List of Relation Formulas for Class 11

(1) Ordered Pair: An ordered pair consists of two objects or elements grouped in a particular order.

Two numbers a and b listed in a specific order and enclosed in parentheses form an ordered pair (a, b) . Here a is the first component and b is the second component. In general, (a, b)≠(b, a) .

(2) Equality of Ordered Pairs: Two ordered pairs (a₁, b₁) and (a₂, b₂) are equal iff a₁=a₂ and b₁=b₂

(a, b) = (c, d) ⇔ a = c and b = d.

(3) Cartesian (or Cross) Product of Sets:

For two non-empty sets A and B, the set of all ordered pairs (a, b) such that a ∈ A and b ∈ B is called Cartesian product A × B, i.e.

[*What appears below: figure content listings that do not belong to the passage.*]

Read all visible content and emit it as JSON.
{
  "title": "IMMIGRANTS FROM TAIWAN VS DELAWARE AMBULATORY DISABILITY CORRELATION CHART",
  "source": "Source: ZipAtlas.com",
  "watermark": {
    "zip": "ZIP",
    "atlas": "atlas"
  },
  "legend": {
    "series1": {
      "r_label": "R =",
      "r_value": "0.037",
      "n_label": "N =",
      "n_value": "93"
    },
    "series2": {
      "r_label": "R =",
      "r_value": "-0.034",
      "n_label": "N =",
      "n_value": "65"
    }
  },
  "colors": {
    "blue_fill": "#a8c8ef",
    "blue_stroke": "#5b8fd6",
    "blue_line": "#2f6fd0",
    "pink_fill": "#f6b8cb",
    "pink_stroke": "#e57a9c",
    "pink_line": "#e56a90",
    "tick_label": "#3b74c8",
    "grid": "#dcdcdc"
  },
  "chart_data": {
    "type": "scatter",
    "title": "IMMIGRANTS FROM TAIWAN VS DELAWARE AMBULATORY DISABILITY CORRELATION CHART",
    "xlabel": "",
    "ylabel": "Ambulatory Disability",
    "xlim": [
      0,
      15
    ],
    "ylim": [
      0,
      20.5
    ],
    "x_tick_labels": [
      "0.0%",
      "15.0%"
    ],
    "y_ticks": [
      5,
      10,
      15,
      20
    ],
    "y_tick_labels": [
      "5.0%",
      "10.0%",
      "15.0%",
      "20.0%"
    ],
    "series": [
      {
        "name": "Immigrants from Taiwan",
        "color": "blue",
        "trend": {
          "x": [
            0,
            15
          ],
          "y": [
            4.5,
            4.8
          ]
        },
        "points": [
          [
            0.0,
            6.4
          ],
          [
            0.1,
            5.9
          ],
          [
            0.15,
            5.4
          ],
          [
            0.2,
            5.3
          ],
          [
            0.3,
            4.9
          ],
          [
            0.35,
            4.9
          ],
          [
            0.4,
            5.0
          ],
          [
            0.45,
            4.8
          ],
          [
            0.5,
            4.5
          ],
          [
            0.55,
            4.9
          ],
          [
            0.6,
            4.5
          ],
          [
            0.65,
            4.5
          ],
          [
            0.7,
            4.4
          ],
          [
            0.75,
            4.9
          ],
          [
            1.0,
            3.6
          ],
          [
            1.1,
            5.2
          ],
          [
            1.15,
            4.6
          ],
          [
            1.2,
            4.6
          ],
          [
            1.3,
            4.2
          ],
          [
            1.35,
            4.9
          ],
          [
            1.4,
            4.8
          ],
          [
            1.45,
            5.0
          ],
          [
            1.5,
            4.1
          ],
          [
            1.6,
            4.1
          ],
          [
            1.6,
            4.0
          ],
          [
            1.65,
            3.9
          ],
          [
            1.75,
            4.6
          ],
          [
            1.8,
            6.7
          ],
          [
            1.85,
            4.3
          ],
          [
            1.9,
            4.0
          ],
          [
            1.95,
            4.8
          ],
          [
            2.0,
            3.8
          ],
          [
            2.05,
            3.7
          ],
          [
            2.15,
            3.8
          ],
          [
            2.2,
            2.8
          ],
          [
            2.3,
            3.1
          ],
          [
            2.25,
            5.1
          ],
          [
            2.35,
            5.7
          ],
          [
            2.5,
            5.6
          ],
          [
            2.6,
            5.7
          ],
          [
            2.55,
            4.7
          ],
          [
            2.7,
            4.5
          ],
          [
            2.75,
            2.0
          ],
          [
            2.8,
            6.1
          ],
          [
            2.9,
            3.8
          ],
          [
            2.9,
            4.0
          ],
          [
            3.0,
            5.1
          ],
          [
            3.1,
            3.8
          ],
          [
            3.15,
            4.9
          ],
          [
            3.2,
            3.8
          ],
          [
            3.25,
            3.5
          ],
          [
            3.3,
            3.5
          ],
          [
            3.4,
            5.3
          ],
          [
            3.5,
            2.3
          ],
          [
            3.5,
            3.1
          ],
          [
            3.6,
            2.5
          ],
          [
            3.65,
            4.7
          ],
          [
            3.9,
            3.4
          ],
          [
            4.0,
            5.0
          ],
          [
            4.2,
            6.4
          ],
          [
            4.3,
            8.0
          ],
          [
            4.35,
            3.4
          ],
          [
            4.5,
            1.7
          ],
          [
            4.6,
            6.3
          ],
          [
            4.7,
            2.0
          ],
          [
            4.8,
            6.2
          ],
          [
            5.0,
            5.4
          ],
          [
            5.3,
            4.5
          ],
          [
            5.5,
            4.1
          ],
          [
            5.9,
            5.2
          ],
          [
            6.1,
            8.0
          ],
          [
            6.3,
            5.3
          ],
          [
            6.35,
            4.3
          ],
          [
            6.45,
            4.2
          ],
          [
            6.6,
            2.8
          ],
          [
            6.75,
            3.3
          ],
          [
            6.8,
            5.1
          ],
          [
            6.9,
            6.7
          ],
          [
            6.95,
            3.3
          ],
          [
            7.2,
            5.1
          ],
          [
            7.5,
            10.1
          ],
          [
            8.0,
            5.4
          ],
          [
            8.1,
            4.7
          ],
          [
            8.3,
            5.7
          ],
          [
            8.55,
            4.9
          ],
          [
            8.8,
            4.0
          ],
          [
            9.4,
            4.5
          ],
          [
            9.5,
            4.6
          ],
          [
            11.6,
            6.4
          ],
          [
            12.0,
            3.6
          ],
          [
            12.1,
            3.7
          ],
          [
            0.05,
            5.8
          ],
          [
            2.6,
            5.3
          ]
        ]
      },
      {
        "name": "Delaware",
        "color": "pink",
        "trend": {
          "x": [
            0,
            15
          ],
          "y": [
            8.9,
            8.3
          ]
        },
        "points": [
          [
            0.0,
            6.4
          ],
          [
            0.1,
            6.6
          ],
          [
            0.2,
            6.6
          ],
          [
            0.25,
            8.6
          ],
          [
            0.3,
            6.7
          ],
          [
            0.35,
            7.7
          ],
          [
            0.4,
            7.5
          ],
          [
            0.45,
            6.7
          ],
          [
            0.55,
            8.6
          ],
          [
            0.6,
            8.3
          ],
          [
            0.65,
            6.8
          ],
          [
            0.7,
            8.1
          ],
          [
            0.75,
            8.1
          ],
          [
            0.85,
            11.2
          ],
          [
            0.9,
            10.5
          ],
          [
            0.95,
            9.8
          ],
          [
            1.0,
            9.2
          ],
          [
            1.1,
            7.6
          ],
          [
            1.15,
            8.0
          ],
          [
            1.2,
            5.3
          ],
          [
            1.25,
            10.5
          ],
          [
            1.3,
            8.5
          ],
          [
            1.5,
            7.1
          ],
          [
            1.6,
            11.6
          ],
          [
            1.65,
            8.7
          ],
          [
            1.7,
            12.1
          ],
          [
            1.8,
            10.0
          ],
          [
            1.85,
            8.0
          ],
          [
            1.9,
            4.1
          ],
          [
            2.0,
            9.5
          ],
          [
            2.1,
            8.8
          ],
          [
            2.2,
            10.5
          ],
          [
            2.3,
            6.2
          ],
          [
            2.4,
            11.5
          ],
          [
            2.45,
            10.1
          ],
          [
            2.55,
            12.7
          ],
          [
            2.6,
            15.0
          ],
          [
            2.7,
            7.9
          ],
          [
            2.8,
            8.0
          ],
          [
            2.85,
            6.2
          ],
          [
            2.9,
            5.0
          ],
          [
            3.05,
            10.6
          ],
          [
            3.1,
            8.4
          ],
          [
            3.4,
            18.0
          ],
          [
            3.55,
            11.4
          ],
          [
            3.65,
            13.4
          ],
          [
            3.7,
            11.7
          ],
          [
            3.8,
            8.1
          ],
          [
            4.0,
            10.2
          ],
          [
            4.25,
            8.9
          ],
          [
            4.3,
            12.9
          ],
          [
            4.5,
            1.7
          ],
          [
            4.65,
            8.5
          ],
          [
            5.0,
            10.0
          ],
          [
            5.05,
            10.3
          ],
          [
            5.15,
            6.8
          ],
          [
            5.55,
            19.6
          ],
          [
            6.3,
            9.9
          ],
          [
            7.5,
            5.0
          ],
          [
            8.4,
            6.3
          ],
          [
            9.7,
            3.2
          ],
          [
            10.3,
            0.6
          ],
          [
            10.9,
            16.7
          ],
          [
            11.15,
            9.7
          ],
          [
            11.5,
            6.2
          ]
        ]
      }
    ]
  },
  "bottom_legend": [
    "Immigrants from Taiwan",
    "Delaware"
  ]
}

A × B = {(a, b) : a ∈ A and b ∈ B}

If A = Φ  or B = Φ then A x B = Φ

(4) Ordered Triplet: Three numbers a, b, c listed in a specific order and enclosed in parentheses form an ordered triplet (a, b, c).

(a, b, c) ≠ (b, a, c) ≠ (c, a, b), etc.

A× B×C = {(a, b, c) : a ∈ A, b ∈ B and c ∈ C}

(5) For any nonempty sets A, B, C, we have
(A x B) x C = A x (B x C), each denoted by A x B x C.

(6) For any sets A, B and C, we have:

(i) A x (B ∪ C) = (A x B) ∪ (A x C)

(ii) A x (B ∩ C) = (A x B) ∩ (A x C)

(iii) A x (B – C) = (A x B) – (A x C)

(iv) (A x B) ∩ (B x A) = (A ∩ B) x (B ∩ A) = (A ∩ B) x (A ∩ B)

(v) A x B = A x C ⇒ B = C

(vi) A ⊂ B ⇒ (A x A) ⊂ (A x B) ∩ (B x A)

(vii) A ⊂ B ⇒ (A x C) ⊂ (B x C)

(viii) A ⊂ B and C ⊂ D ⇒ (A x C) ⊂ (B x D)

(ix) A x B = B x A ⇔ A = B

(7) Let A and B be two nonempty sets and let R ⊆ A x B. Then, R is called a relation from A to B.

>> If (a, b) ∈ R, we say that ‘a is related to b‘ and we write, a R b.

>> If (a, b) ∉ R, we say that ‘a is not related to b‘

>> Dom (R) = {a : (a, b) ∈ R}, range (R) = {b : (a, b) ∈ R} .

(8) We define, R^-1 = {(b, a) : (a, b) ∈ R},

dom (R) = range (R^-1) and range (R) = dom (R^-1).

(9) Let A be a nonempty set. Then, every subset of A x A is called a binary relation on A.

(10) If either A or B is an infinite set, then A × B is an infinite set.

(11) n(A × B) = n(A) × n(B)

(12) If A and B be any two non-empty sets having n elements in common, then A × B and B × A have n² elements in common.